LONDON (REUTERS) – British officials have proposed granting Huawei a limited role in the UK’s future 5G network, resisting US calls for a complete ban over fears of Chinese spying, two people with knowledge of the matter told Reuters.
The recommendation, made at a meeting of officials from senior government departments on Wednesday (Jan 22), comes ahead of a meeting of Britain’s National Security Council next week to decide how to deploy Huawei equipment, the sources said.
The officials proposed barring Huawei from the sensitive, data-heavy “core” part of the network and restricted government systems, closely mirroring a provisional decision made last year under former Prime Minister Theresa May.
“The technical and policy guidance hasn’t changed,” said one of the sources, who spoke on condition of anonymity to discuss private conversations. “Now it is down to a political calculation.”

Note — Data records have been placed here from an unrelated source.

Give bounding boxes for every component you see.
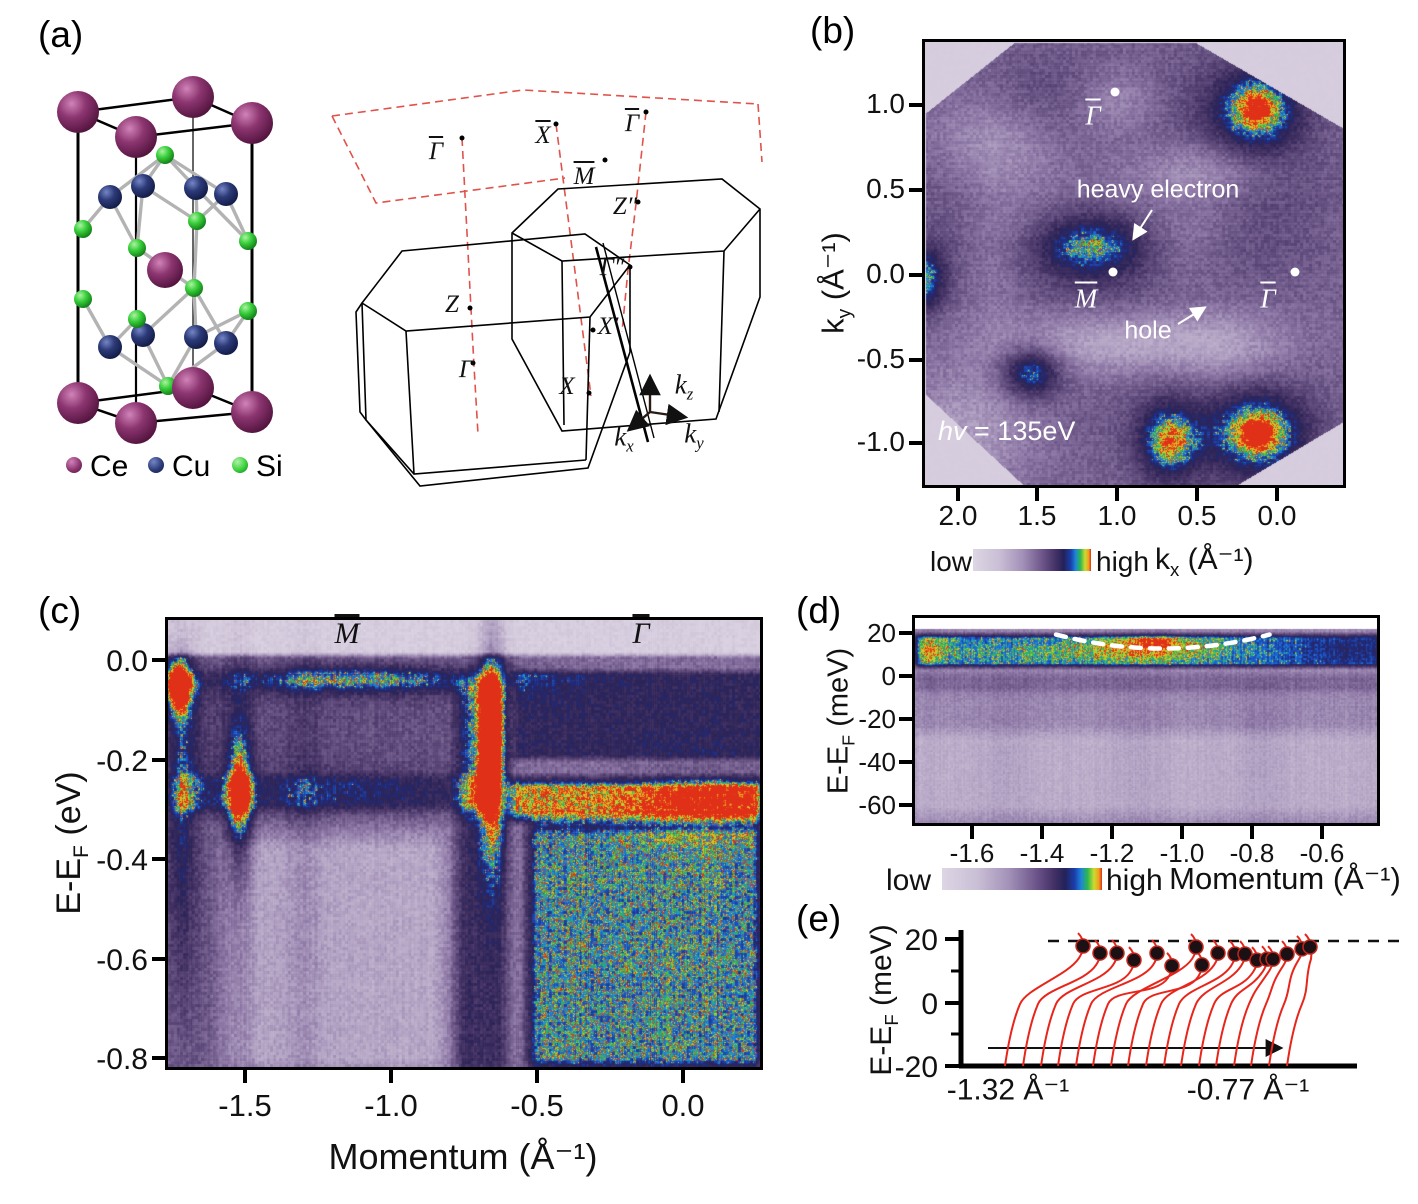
bz-label-m-bar: M	[574, 163, 595, 191]
c-ytick: -0.2	[68, 745, 148, 779]
bz-label-z-dprime: Z″	[613, 193, 637, 221]
b-colorbar-high: high	[1096, 546, 1149, 578]
c-xtick: -1.0	[346, 1088, 436, 1124]
b-label-gamma-bar-right: Γ	[1260, 284, 1275, 315]
bz-label-gamma: Γ	[459, 356, 473, 384]
legend-cu-label: Cu	[172, 450, 210, 484]
panel-d-xlabel: Momentum (Å⁻¹)	[1169, 861, 1401, 897]
legend-ce-label: Ce	[90, 450, 128, 484]
b-ytick: -0.5	[835, 343, 905, 375]
c-xtick: -0.5	[492, 1088, 582, 1124]
c-ytick: 0.0	[68, 645, 148, 679]
c-ytick: -0.8	[68, 1043, 148, 1077]
legend-cu-dot	[148, 457, 164, 473]
bz-label-gamma-bar-right: Γ	[625, 110, 639, 138]
d-ytick: 0	[826, 661, 896, 692]
annotation-photon-energy: hv = 135eV	[938, 416, 1075, 447]
e-ytick: 0	[868, 988, 938, 1022]
d-colorbar-high: high	[1106, 864, 1163, 898]
b-xtick: 0.0	[1242, 500, 1312, 532]
b-xtick: 2.0	[923, 500, 993, 532]
e-xlabel-right: -0.77 Å⁻¹	[1187, 1073, 1310, 1108]
d-ytick: 20	[826, 618, 896, 649]
b-ytick: 0.0	[835, 258, 905, 290]
annotation-hole: hole	[1124, 317, 1171, 346]
legend-si-dot	[232, 457, 248, 473]
d-ytick: -60	[826, 790, 896, 821]
b-ytick: -1.0	[835, 426, 905, 458]
bz-label-gamma-bar-left: Γ	[429, 138, 443, 166]
zoom-dispersion-map	[915, 618, 1377, 823]
d-colorbar-low: low	[886, 864, 931, 898]
bz-label-z: Z	[445, 291, 459, 319]
b-colorbar-low: low	[930, 546, 972, 578]
bz-axis-ky: ky	[684, 418, 703, 453]
b-xtick: 0.5	[1162, 500, 1232, 532]
legend-ce-dot	[66, 457, 82, 473]
panel-c-xlabel: Momentum (Å⁻¹)	[328, 1136, 597, 1178]
panel-letter-b: (b)	[810, 10, 855, 52]
crystal-atoms	[57, 76, 273, 444]
edc-peak-dots	[1076, 939, 1317, 973]
c-xtick: -1.5	[200, 1088, 290, 1124]
c-xtick: 0.0	[638, 1088, 728, 1124]
bz-axis-kz: kz	[675, 369, 694, 404]
panel-letter-a: (a)	[38, 14, 83, 56]
c-label-gamma-bar: Γ	[632, 617, 649, 651]
d-ytick: -40	[826, 747, 896, 778]
d-ytick: -20	[826, 704, 896, 735]
figure: (a) (b) (c) (d) (e) Ce Cu Si Γ X Γ M Z″ …	[0, 0, 1418, 1204]
annotation-heavy-electron: heavy electron	[1077, 176, 1240, 205]
bz-high-symmetry-dots	[460, 110, 649, 396]
e-ytick: -20	[868, 1051, 938, 1085]
panel-letter-c: (c)	[38, 590, 81, 632]
e-xlabel-left: -1.32 Å⁻¹	[947, 1073, 1070, 1108]
b-xtick: 1.0	[1082, 500, 1152, 532]
edc-plot	[945, 930, 1402, 1068]
legend-si-label: Si	[256, 450, 283, 484]
unit-cell-edges	[78, 97, 252, 423]
band-dispersion-map	[168, 620, 760, 1067]
c-label-m-bar: M	[335, 617, 360, 651]
c-ytick: -0.4	[68, 844, 148, 878]
e-ytick: 20	[868, 924, 938, 958]
b-label-m-bar: M	[1075, 284, 1098, 315]
panel-b-xlabel: kx (Å⁻¹)	[1155, 542, 1253, 581]
b-colorbar	[973, 549, 1091, 571]
bz-axis-kx: kx	[614, 421, 633, 456]
b-label-gamma-bar-top: Γ	[1085, 101, 1100, 132]
c-ytick: -0.6	[68, 944, 148, 978]
b-xtick: 1.5	[1002, 500, 1072, 532]
bz-label-x: X	[559, 373, 574, 401]
b-ytick: 0.5	[835, 173, 905, 205]
d-xtick: -1.4	[1007, 838, 1077, 869]
b-ytick: 1.0	[835, 88, 905, 120]
panel-letter-e: (e)	[796, 898, 841, 940]
bz-label-gamma-dprime: Γ″	[600, 254, 625, 282]
edc-curves	[1005, 933, 1311, 1066]
d-colorbar	[942, 868, 1102, 890]
panel-c-ylabel: E-EF (eV)	[50, 771, 94, 914]
bz-label-x-prime: X′	[598, 313, 619, 341]
crystal-bonds	[83, 155, 248, 386]
d-xtick: -1.6	[937, 838, 1007, 869]
bz-label-x-bar: X	[535, 122, 550, 150]
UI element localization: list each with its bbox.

A spokesman for Prime Minister Boris Johnson said: “The work on the issue of high risk vendors in the 5G network remains ongoing and when it is completed it will be announced to Parliament.”
Huawei declined specific comment. The company has repeatedly and vehemently denied allegations of spying.
Britain is caught in the centre of a geopolitical tug-of-war over Huawei, the world’s biggest maker of mobile networking equipment.
In the first big test of Brexit Britain’s foreign policy, Mr Johnson’s government must balance its “special relationship”with the United States against valuable trade ties with China and industry warnings that banning Huawei would cost billions of dollars and delay the UK rollout of super-fast 5G connections.
The proposed solution represents a “calculated compromise”, which can be presented to Washington as a tough restriction on the Chinese firm but also accepted by British operators already using the company’s equipment, one of the sources said.
Any decision by Britain to allow Huawei even a restricted role in its 5G networks will likely anger US officials, who say Huawei equipment could be used by China for spying or sabotage and have threatened to limit intelligence sharing with allies who refuse to bar it from their networks.
UK intelligence officials have called out Huawei for failing to address security flaws in its equipment, but say they have found no evidence of state espionage and believe they are able to successfully manage any risks posed by the firm.
Britain’s two largest telecoms operators, BT and Vodafone, have also argued against a total ban.
Vodafone currently uses Huawei in the outer parts of its network but last year paused deployment in the core until Western governments give the company a full security clearance.
BT also uses Huawei equipment in networks outside of the core. In addition, it has excluded Huawei from the bidding process for its future 5G network.
BT and Vodafone declined to comment.